Edit tests/gtest_dlt_user.cpp
const auto max_runtime = std::chrono::seconds(15);
Build dlt-daemon and execute tests:
mkdir build
cd build
cmake -DWITH_DLT_UNIT_TESTS=ON -DDLT_IPC=UNIX_SOCKET ..
make -j16
make test
2/15 Test #2: gtest_dlt_user ............................***Failed 16.01 sec
I run the tests on bf947b30b96d53b2944106359e2224e2ea419074 from master branch on Ubuntu 22.04
Hello @marcin-sochacki Any update on this issue. I can reproduce the case, but just occasionally, with longer period (16 seconds). Still I have no clue how to handle this test case correctly.
Hello @marcin-sochacki Any update on this issue. I can reproduce the case, but just occasionally, with longer period (16 seconds). Still I have no clue how to handle this test case correctly.
I think the test case is correct, but the tested code isn't. There might be a user app startup/shutdown redesign required. You may want to implement a thread safe state machine and properly handle dlt_init() and dlt_free() in each state.

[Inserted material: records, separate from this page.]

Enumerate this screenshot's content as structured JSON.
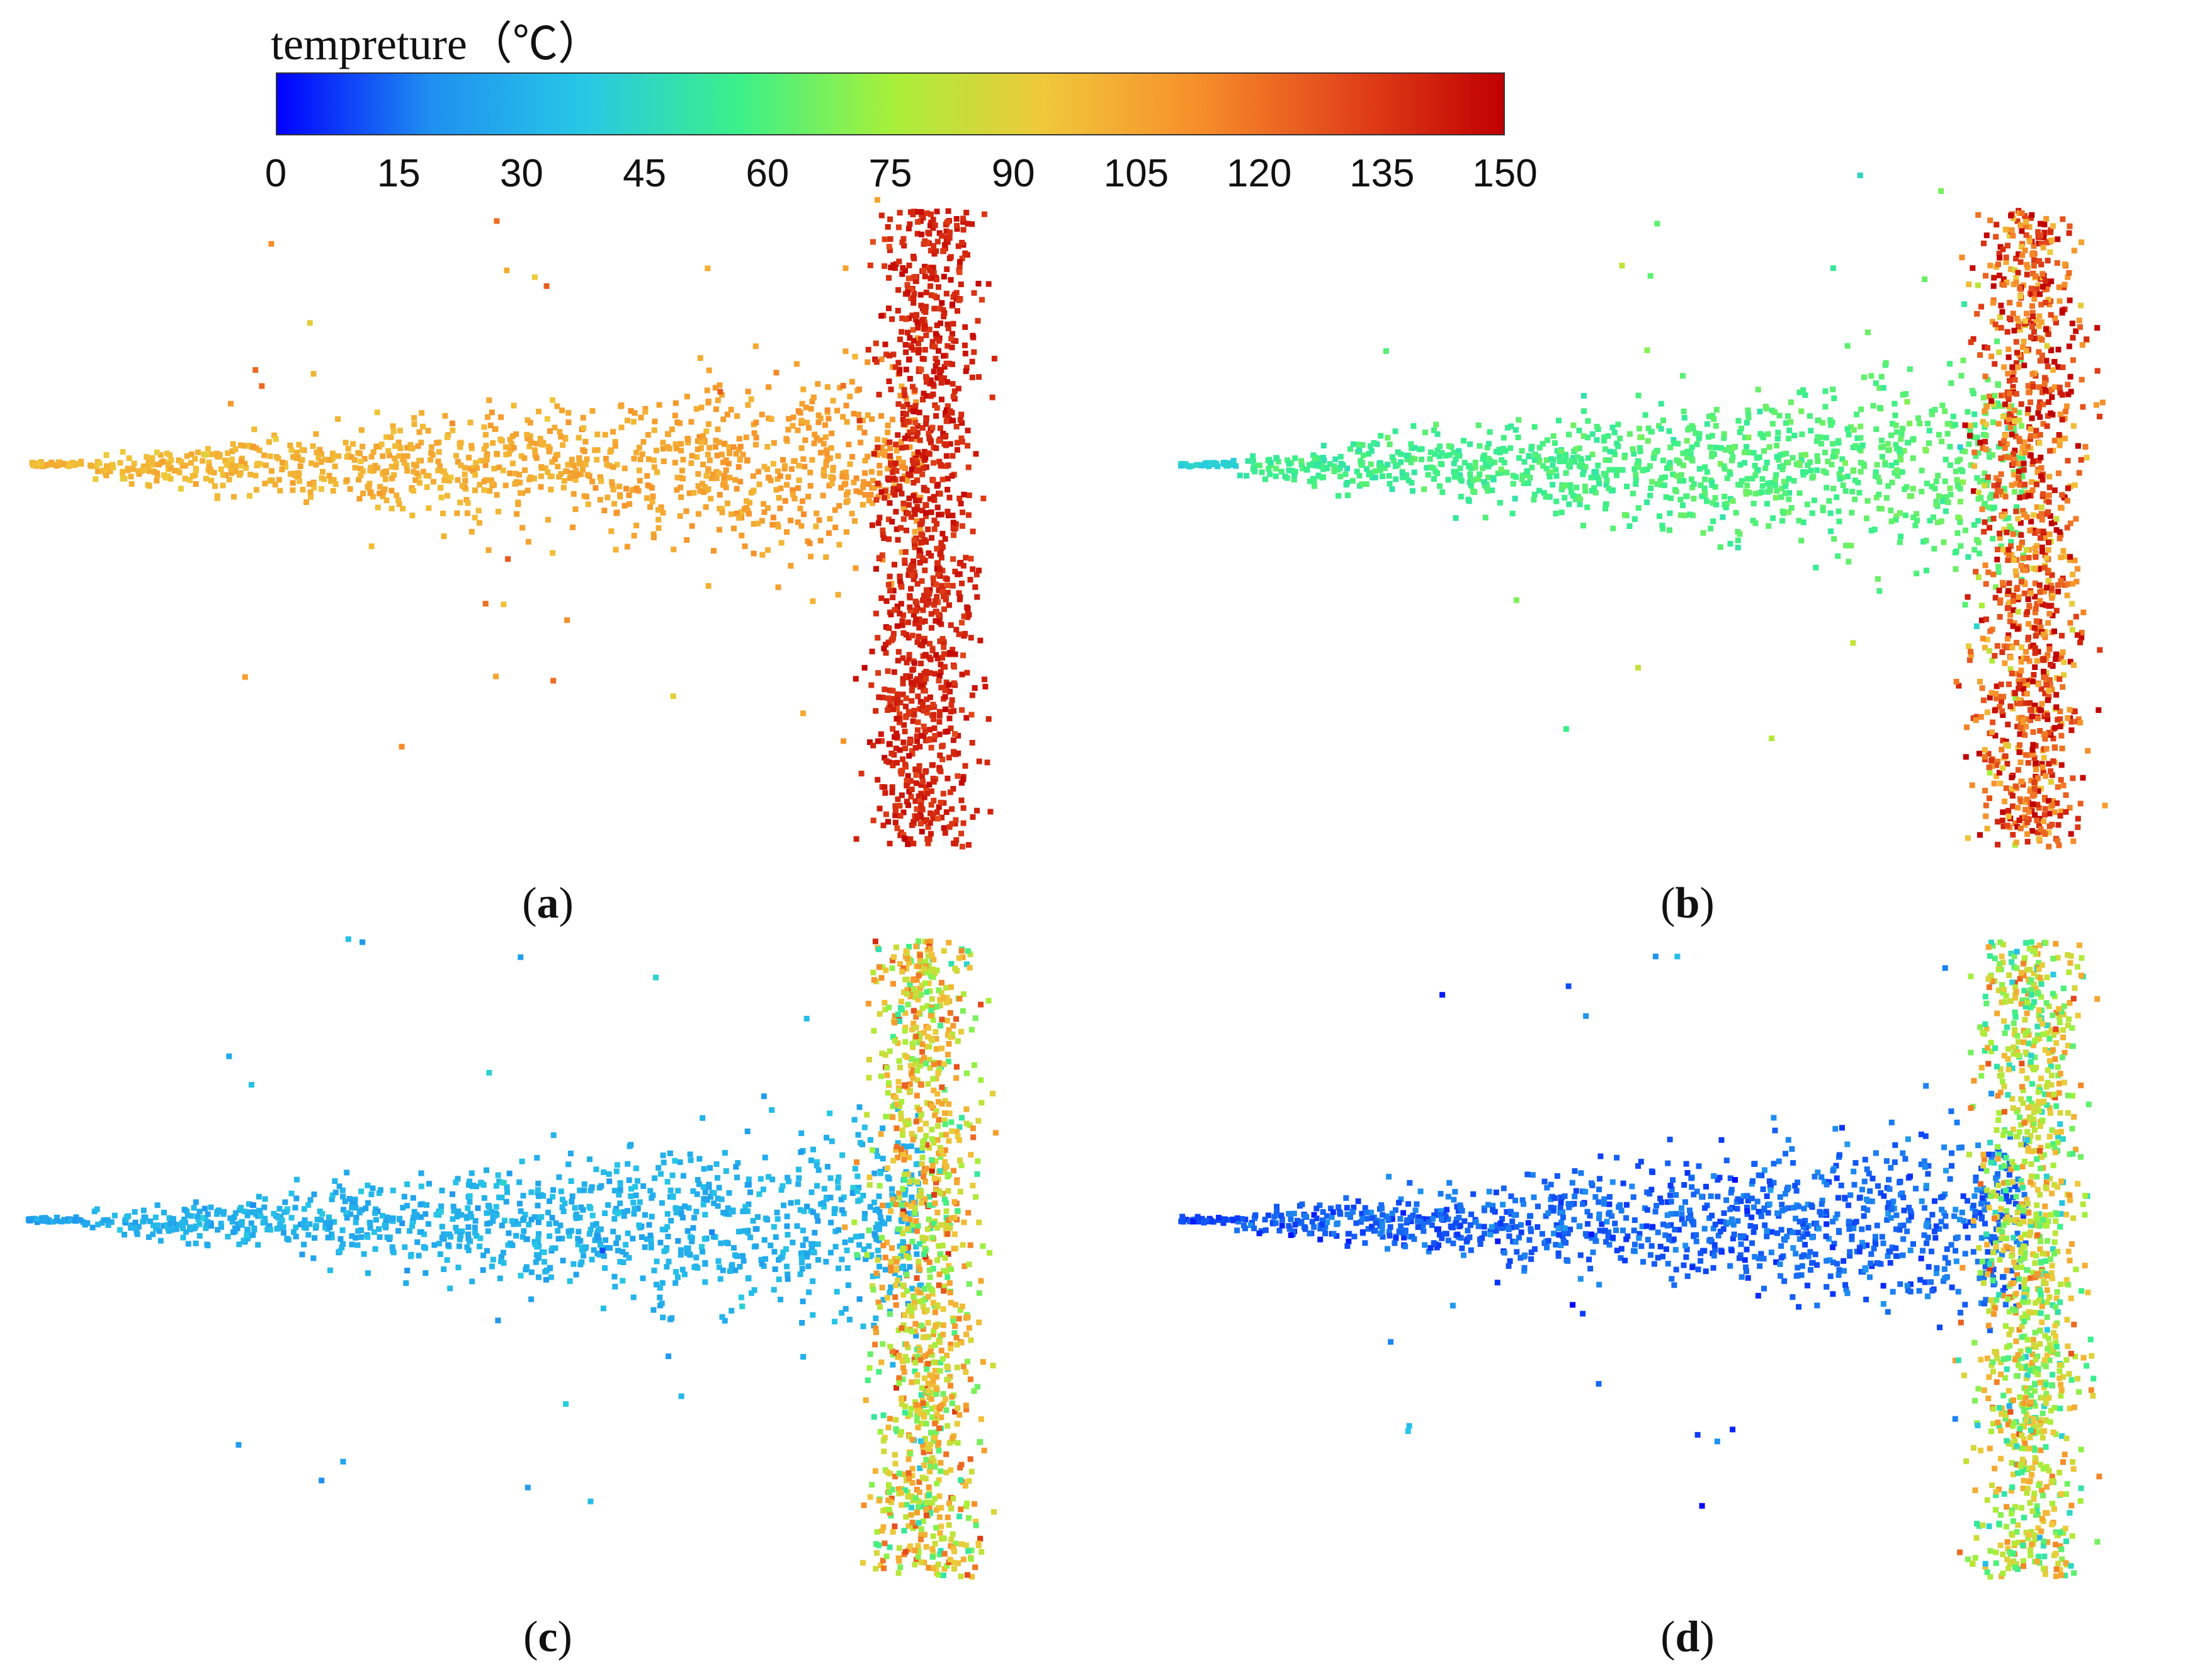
{
  "colorbar": {
    "title": "tempreture（℃）",
    "min": 0,
    "max": 150,
    "ticks": [
      "0",
      "15",
      "30",
      "45",
      "60",
      "75",
      "90",
      "105",
      "120",
      "135",
      "150"
    ],
    "colors": [
      "#0000ff",
      "#1f8ff0",
      "#27c8e6",
      "#3af08a",
      "#a6f03a",
      "#f0c83a",
      "#f78f2a",
      "#e2451a",
      "#c00000"
    ]
  },
  "chart_data": [
    {
      "type": "scatter",
      "panel": "a",
      "label_open": "(",
      "label_letter": "a",
      "label_close": ")",
      "description_values": {
        "injector_temp": 100,
        "near_temp": 98,
        "mid_temp": 108,
        "wall_temp": 140
      }
    },
    {
      "type": "scatter",
      "panel": "b",
      "label_open": "(",
      "label_letter": "b",
      "label_close": ")",
      "description_values": {
        "injector_temp": 40,
        "near_temp": 55,
        "mid_temp": 62,
        "wall_temp": 125
      }
    },
    {
      "type": "scatter",
      "panel": "c",
      "label_open": "(",
      "label_letter": "c",
      "label_close": ")",
      "description_values": {
        "injector_temp": 25,
        "near_temp": 30,
        "mid_temp": 30,
        "wall_temp": 90
      }
    },
    {
      "type": "scatter",
      "panel": "d",
      "label_open": "(",
      "label_letter": "d",
      "label_close": ")",
      "description_values": {
        "injector_temp": 10,
        "near_temp": 12,
        "mid_temp": 14,
        "wall_temp": 80
      }
    }
  ]
}
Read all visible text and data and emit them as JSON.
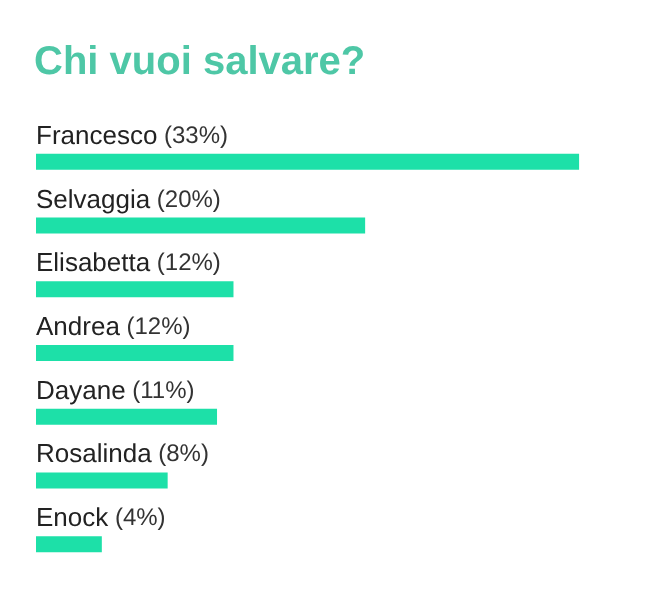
{
  "chart_data": {
    "type": "bar",
    "title": "Chi vuoi salvare?",
    "orientation": "horizontal",
    "categories": [
      "Francesco",
      "Selvaggia",
      "Elisabetta",
      "Andrea",
      "Dayane",
      "Rosalinda",
      "Enock"
    ],
    "values": [
      33,
      20,
      12,
      12,
      11,
      8,
      4
    ],
    "value_labels": [
      "(33%)",
      "(20%)",
      "(12%)",
      "(12%)",
      "(11%)",
      "(8%)",
      "(4%)"
    ],
    "color": "#1de0a8"
  }
}
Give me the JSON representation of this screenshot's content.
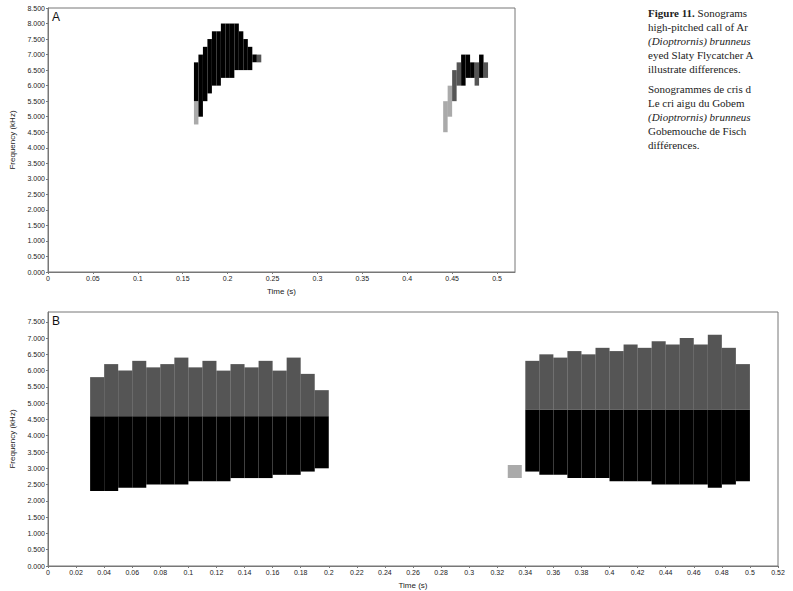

I understand that such changes always introduce a risk of introducing new issues, so you have to decide if you can live with this...
was the leaking fd when no connection is made to dlt-daemon (https://github.com/COVESA/dlt-daemon/issues/522#issuecomment-1684068925) fixed already? If not we probably should fix that first and see if this resolves the issue. Otherwise we can still re-work the thread safety issue. Ignoring this isn't a good idea as libdlt should be thread safe.